Ağlıyordu.
Gözlerimi bir çift dizin üstünde açtım,tüm vücudum yanıyordu sanki.Bıçakla tanışan sırtım,çok daha fazla yanıyordu elbette.Gözlerimi açık tutmak için epey çaba sarfettim,ama vücudumun kontrolü bende değildi sanki.
Uzun parmaklar geçti saçlarım arasından.Sahibi ağlıyordu.Hıçkırık sesi duyduğuma yemin edebilirdim.Ve bu sesin Oliver'a ait olduğuna da.
Sesli bir şekilde ağlıyorken bir yandan da araba sürüyordu.Saçlarımı okşuyor,kendine küfürler ediyordu.Arada bir bağırıyor,direksiyona vuruyordu.
"Benim yüzümden!Mia...S-sensiz olamam ben,lütfen aç gözlerini.Lütfen Mimi?Hı?"
Burnunu çekti ve devam etti sesine canımı verebileceğim adam.Ağlamaması için elimden geleni yapardım,ama şu an kendimi kontrol edemiyordum.Gözlerim kapalı bir şekilde benim için cehennem gibi gelen Oli'nin bağırarak ağlayışlarını duymaya mahkumdum sanki.
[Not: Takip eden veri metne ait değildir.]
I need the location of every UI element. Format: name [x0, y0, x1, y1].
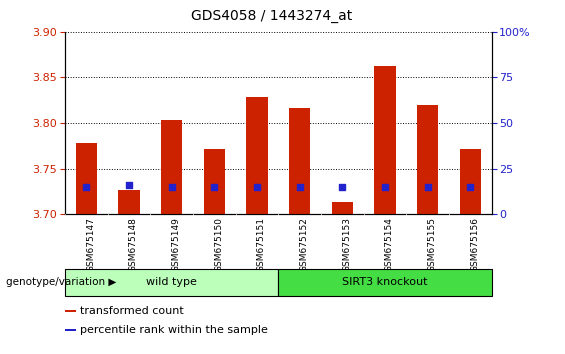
- Text: GSM675152: GSM675152: [299, 217, 308, 272]
- Bar: [203, 149, 225, 214]
- Text: GSM675149: GSM675149: [172, 217, 181, 272]
- FancyBboxPatch shape: [278, 269, 492, 296]
- Text: GSM675148: GSM675148: [129, 217, 138, 272]
- Bar: [65, 329, 76, 331]
- Bar: [65, 309, 76, 312]
- Text: GSM675154: GSM675154: [385, 217, 394, 272]
- Point: [210, 184, 219, 190]
- Text: transformed count: transformed count: [80, 306, 184, 316]
- Point: [295, 184, 304, 190]
- Bar: [161, 120, 182, 214]
- Bar: [332, 202, 353, 214]
- Point: [466, 184, 475, 190]
- Text: GSM675147: GSM675147: [86, 217, 95, 272]
- Text: GSM675155: GSM675155: [428, 217, 437, 272]
- Text: GSM675153: GSM675153: [342, 217, 351, 272]
- FancyBboxPatch shape: [65, 269, 278, 296]
- Bar: [246, 97, 268, 214]
- Text: GSM675156: GSM675156: [470, 217, 479, 272]
- Point: [167, 184, 176, 190]
- Text: GSM675151: GSM675151: [257, 217, 266, 272]
- Point: [338, 184, 347, 190]
- Bar: [76, 143, 97, 214]
- Point: [124, 182, 133, 188]
- Bar: [374, 67, 396, 214]
- Text: GDS4058 / 1443274_at: GDS4058 / 1443274_at: [190, 9, 352, 23]
- Point: [380, 184, 389, 190]
- Bar: [118, 189, 140, 214]
- Text: percentile rank within the sample: percentile rank within the sample: [80, 325, 268, 335]
- Text: GSM675150: GSM675150: [214, 217, 223, 272]
- Point: [423, 184, 432, 190]
- Point: [253, 184, 262, 190]
- Text: genotype/variation ▶: genotype/variation ▶: [6, 277, 116, 287]
- Bar: [289, 108, 310, 214]
- Bar: [459, 149, 481, 214]
- Point: [82, 184, 91, 190]
- Text: SIRT3 knockout: SIRT3 knockout: [342, 277, 428, 287]
- Bar: [417, 105, 438, 214]
- Text: wild type: wild type: [146, 277, 197, 287]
"Mimi dememi sevmezsin sen,değil mi Mia?Lütfen bırakma beni,T-tanrım...Tanrım...onu benden almazsın değil mi?"
Oliver Tanrım demişti.
Ateist olduğunu biliyordum,bundan emindim ama çaresizce inanmadığı Tanrı'sına dua ediyordu işte.
Ona bir işaret vermeliydim.Bir nefes aldım ve fısıldadım.
"Oli..."
Çıkarabildiğim kısık bir fısıltıydı.Beni arabanın sesinden duymamış olmalıydı.
Dudaklarımı ıslattım ve tekrar denemek istedim ama canımın acısı buna engel oldu.Gözlerimi açıp ona bakmaya çalıştım.Mayhoş bir şekilde açtım ve buluşturdum gözlerini yüzüyle.
Burnunu çekti ve arabayı durdurup yüzüme baktı.
"Mia?!"
Daha fazla dayanamadım ve kendimi o karanlığın içine tekrar attım.